Area 27 Motorsports Park
- Location: Oliver, British Columbia, Canada
- Coordinates: 49°09′21″N 119°31′37″W﻿ / ﻿49.1557°N 119.5269°W
- Opened: 2016
- Architect: Jacques Villeneuve
- Length: 4.83 km (3.00 mi)
- Turns: 16

= Area 27 Motorsports Park =

Motorsports club and racing circuit in British Columbia

Area 27 Motorsports Park is a private motorsports club and racing circuit located near Oliver, in the South Okanagan region of British Columbia, Canada. Designed by 1997 Formula One World Champion Jacques Villeneuve, it is the first premier private membership track in Western Canada. The facility is named in honor of the legendary racing number of Gilles Villeneuve.

== History ==
The concept for Area 27 was originated in 2012 by Bill Drossos, a former professional racer who envisioned a "motorsports country club" taking advantage of the Okanagan's unique climate. The project was founded in 2013 by Drossos, Jacques Villeneuve, and David King, who formed the South Okanagan Motorsports Corporation (SOMC).

The facility is situated on land leased from the Osoyoos Indian Band (OIB) under a 99-year agreement. Groundbreaking occurred in early 2016, and paving of the 4.83 km (3.0 mi) circuit began in August of that year. Founding members and financial backers include Robbie Dickson, Les Cool, Daryl Carter, Gord Lindsay, Robert Sinneave, Paul Neider, Trevor Seibert and Brett Knelson. Following its inaugural season, the club announced that all 300 family memberships had been sold out.

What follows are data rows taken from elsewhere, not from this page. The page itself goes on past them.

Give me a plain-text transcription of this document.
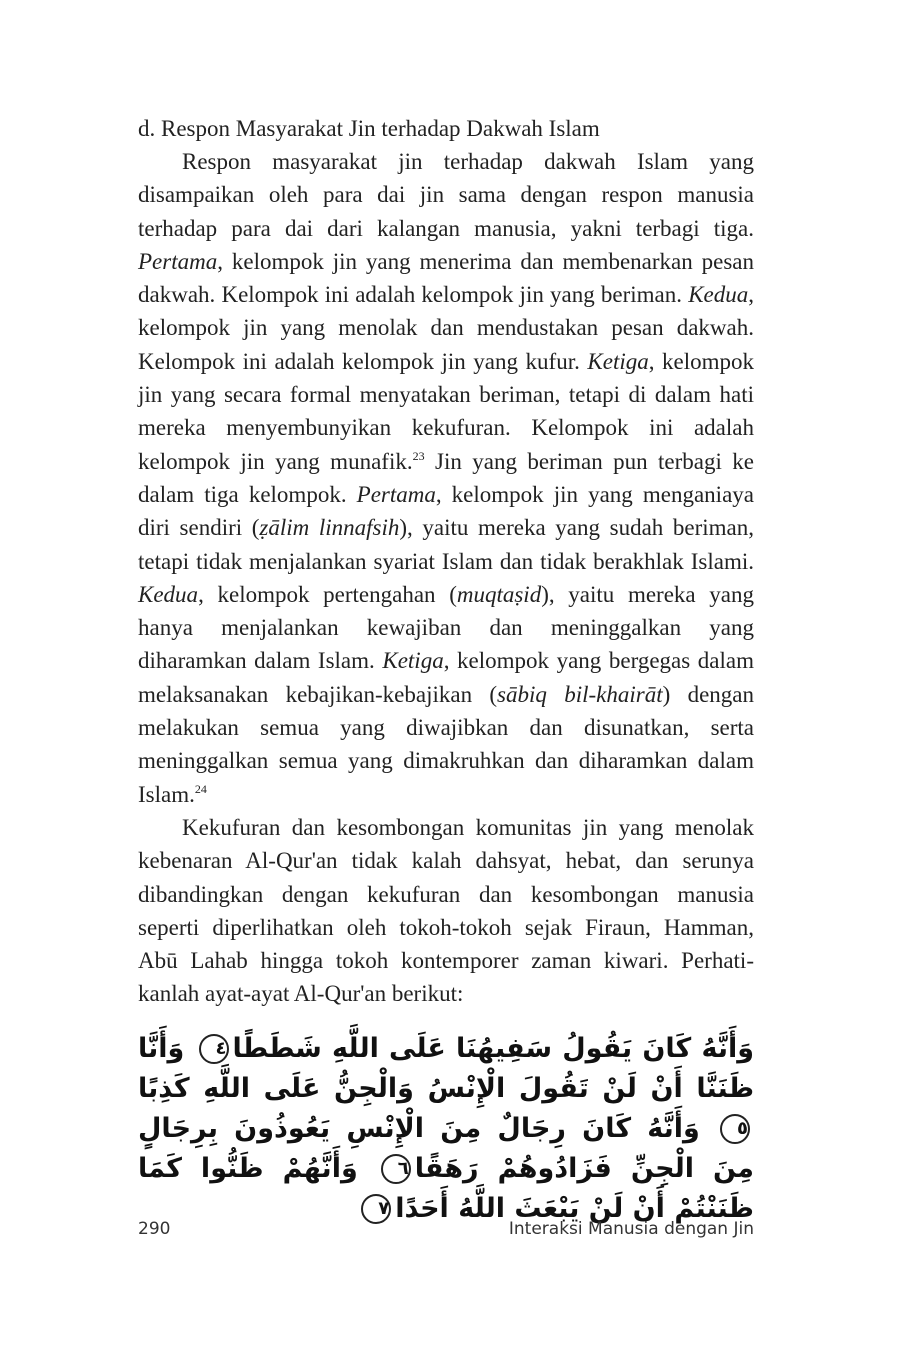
d. Respon Masyarakat Jin terhadap Dakwah Islam

Respon masyarakat jin terhadap dakwah Islam yang disampaikan oleh para dai jin sama dengan respon manusia terhadap para dai dari kalangan manusia, yakni terbagi tiga. Pertama, kelompok jin yang menerima dan membenarkan pesan dakwah. Kelompok ini adalah kelompok jin yang beriman. Kedua, kelompok jin yang menolak dan mendustakan pesan dakwah. Kelompok ini adalah kelompok jin yang kufur. Ketiga, kelompok jin yang secara formal menyatakan beriman, tetapi di dalam hati mereka menyembunyikan kekufuran. Kelompok ini adalah kelompok jin yang munafik.$^{23}$ Jin yang beriman pun terbagi ke dalam tiga kelompok. Pertama, kelompok jin yang menganiaya diri sendiri (ẓālim linnafsih), yaitu mereka yang sudah beriman, tetapi tidak menjalankan syariat Islam dan tidak berakhlak Islami. Kedua, kelompok pertengahan (muqtaṣid), yaitu mereka yang hanya menjalankan kewajiban dan meninggalkan yang diharamkan dalam Islam. Ketiga, kelompok yang bergegas dalam melaksanakan kebajikan-kebajikan (sābiq bil-khairāt) dengan melakukan semua yang diwajibkan dan disunatkan, serta meninggalkan semua yang dimakruhkan dan diharamkan dalam Islam.$^{24}$

Kekufuran dan kesombongan komunitas jin yang menolak kebenaran Al-Qur'an tidak kalah dahsyat, hebat, dan serunya dibandingkan dengan kekufuran dan kesombongan manusia seperti diperlihatkan oleh tokoh-tokoh sejak Firaun, Hamman, Abū Lahab hingga tokoh kontemporer zaman kiwari. Perhatikanlah ayat-ayat Al-Qur'an berikut:

وَأَنَّهُ كَانَ يَقُولُ سَفِيهُنَا عَلَى اللَّهِ شَطَطًا٤ وَأَنَّا ظَنَنَّا أَنْ لَنْ تَقُولَ الْإِنْسُ وَالْجِنُّ عَلَى اللَّهِ كَذِبًا٥ وَأَنَّهُ كَانَ رِجَالٌ مِنَ الْإِنْسِ يَعُوذُونَ بِرِجَالٍ مِنَ الْجِنِّ فَزَادُوهُمْ رَهَقًا٦ وَأَنَّهُمْ ظَنُّوا كَمَا ظَنَنْتُمْ أَنْ لَنْ يَبْعَثَ اللَّهُ أَحَدًا٧

290	Interaksi Manusia dengan Jin
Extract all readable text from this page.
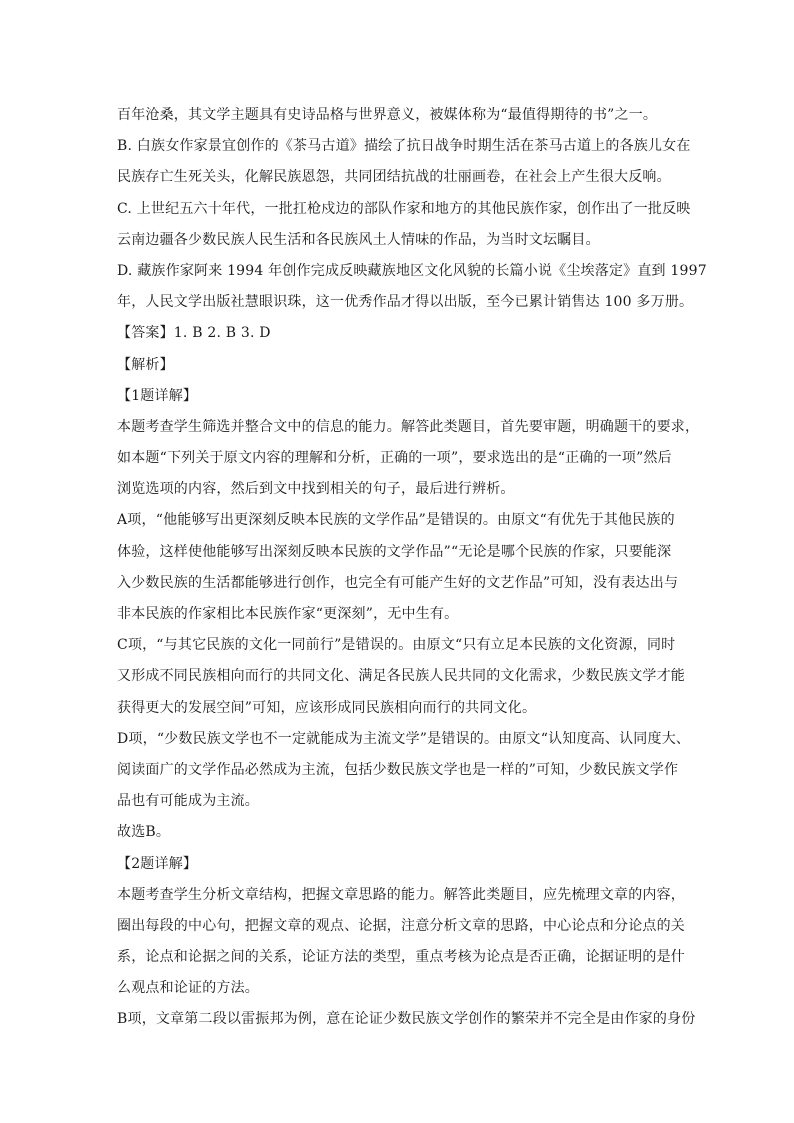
百年沧桑，其文学主题具有史诗品格与世界意义，被媒体称为“最值得期待的书”之一。
B. 白族女作家景宜创作的《茶马古道》描绘了抗日战争时期生活在茶马古道上的各族儿女在
民族存亡生死关头，化解民族恩怨，共同团结抗战的壮丽画卷，在社会上产生很大反响。
C. 上世纪五六十年代，一批扛枪戍边的部队作家和地方的其他民族作家，创作出了一批反映
云南边疆各少数民族人民生活和各民族风土人情味的作品，为当时文坛瞩目。
D. 藏族作家阿来 1994 年创作完成反映藏族地区文化风貌的长篇小说《尘埃落定》直到 1997
年，人民文学出版社慧眼识珠，这一优秀作品才得以出版，至今已累计销售达 100 多万册。
【答案】1. B 2. B 3. D
【解析】
【1题详解】
本题考查学生筛选并整合文中的信息的能力。解答此类题目，首先要审题，明确题干的要求，
如本题“下列关于原文内容的理解和分析，正确的一项”，要求选出的是“正确的一项”然后
浏览选项的内容，然后到文中找到相关的句子，最后进行辨析。
A项，“他能够写出更深刻反映本民族的文学作品”是错误的。由原文“有优先于其他民族的
体验，这样使他能够写出深刻反映本民族的文学作品”“无论是哪个民族的作家，只要能深
入少数民族的生活都能够进行创作，也完全有可能产生好的文艺作品”可知，没有表达出与
非本民族的作家相比本民族作家“更深刻”，无中生有。
C项，“与其它民族的文化一同前行”是错误的。由原文“只有立足本民族的文化资源，同时
又形成不同民族相向而行的共同文化、满足各民族人民共同的文化需求，少数民族文学才能
获得更大的发展空间”可知，应该形成同民族相向而行的共同文化。
D项，“少数民族文学也不一定就能成为主流文学”是错误的。由原文“认知度高、认同度大、
阅读面广的文学作品必然成为主流，包括少数民族文学也是一样的”可知，少数民族文学作
品也有可能成为主流。
故选B。
【2题详解】
本题考查学生分析文章结构，把握文章思路的能力。解答此类题目，应先梳理文章的内容，
圈出每段的中心句，把握文章的观点、论据，注意分析文章的思路，中心论点和分论点的关
系，论点和论据之间的关系，论证方法的类型，重点考核为论点是否正确，论据证明的是什
么观点和论证的方法。
B项，文章第二段以雷振邦为例，意在论证少数民族文学创作的繁荣并不完全是由作家的身份
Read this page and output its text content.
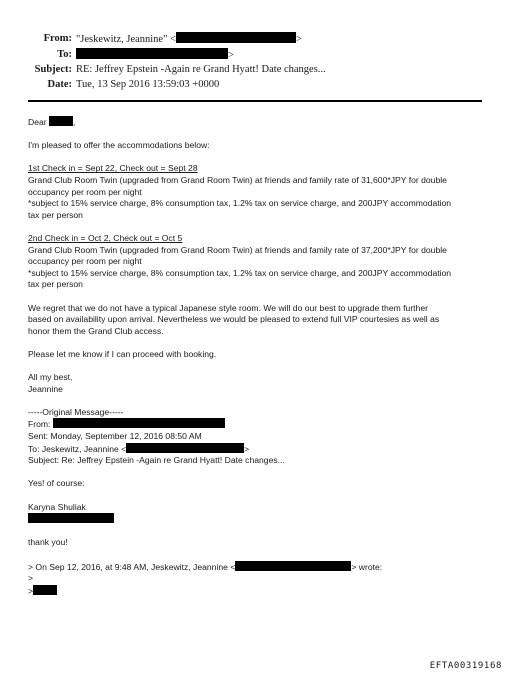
From: "Jeskewitz, Jeannine" <	>
To:	>
Subject: RE: Jeffrey Epstein -Again re Grand Hyatt! Date changes...
Date: Tue, 13 Sep 2016 13:59:03 +0000

Dear	,

I'm pleased to offer the accommodations below:

1st Check in = Sept 22, Check out = Sept 28

Grand Club Room Twin (upgraded from Grand Room Twin) at friends and family rate of 31,600*JPY for double

occupancy per room per night

*subject to 15% service charge, 8% consumption tax, 1.2% tax on service charge, and 200JPY accommodation

tax per person

2nd Check in = Oct 2, Check out = Oct 5

Grand Club Room Twin (upgraded from Grand Room Twin) at friends and family rate of 37,200*JPY for double

occupancy per room per night

*subject to 15% service charge, 8% consumption tax, 1.2% tax on service charge, and 200JPY accommodation

tax per person

We regret that we do not have a typical Japanese style room. We will do our best to upgrade them further

based on availability upon arrival. Nevertheless we would be pleased to extend full VIP courtesies as well as

honor them the Grand Club access.

Please let me know if I can proceed with booking.

All my best,

Jeannine

-----Original Message-----

From:

Sent: Monday, September 12, 2016 08:50 AM

To: Jeskewitz, Jeannine <	>

Subject: Re: Jeffrey Epstein -Again re Grand Hyatt! Date changes...

Yes! of course:

Karyna Shuliak

thank you!

> On Sep 12, 2016, at 9:48 AM, Jeskewitz, Jeannine <	> wrote:

>

>

EFTA00319168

== Circuit design and facilities ==
The 4.83 km (3.0 mi) circuit was designed by Villeneuve to incorporate classic Grand Prix elements while following the natural topography of the land.
- Main Circuit: Features 16 turns and over 350 feet of elevation change per lap. A notable feature is Turn 7 (The Carousel), which features 11 degrees of banking.
- Kartplex: A 1.21 km (0.75 mi) dedicated karting track with 20 corners, open to the public.
- Academy 27: A professional driving school offering instruction in a fleet provided through a partnership with General Motors. The fleet includes the Chevrolet Corvette and Cadillac V-Series Blackwing models.
- ZR2 Off-Road Academy: An all-terrain circuit used for high-performance truck training.

== In popular culture ==
In 2018, the circuit was featured in the Amazon Prime series The Grand Tour (Season 2, Episode 10). Hosts Jeremy Clarkson, Richard Hammond, and James May tested high-performance vehicles on the track.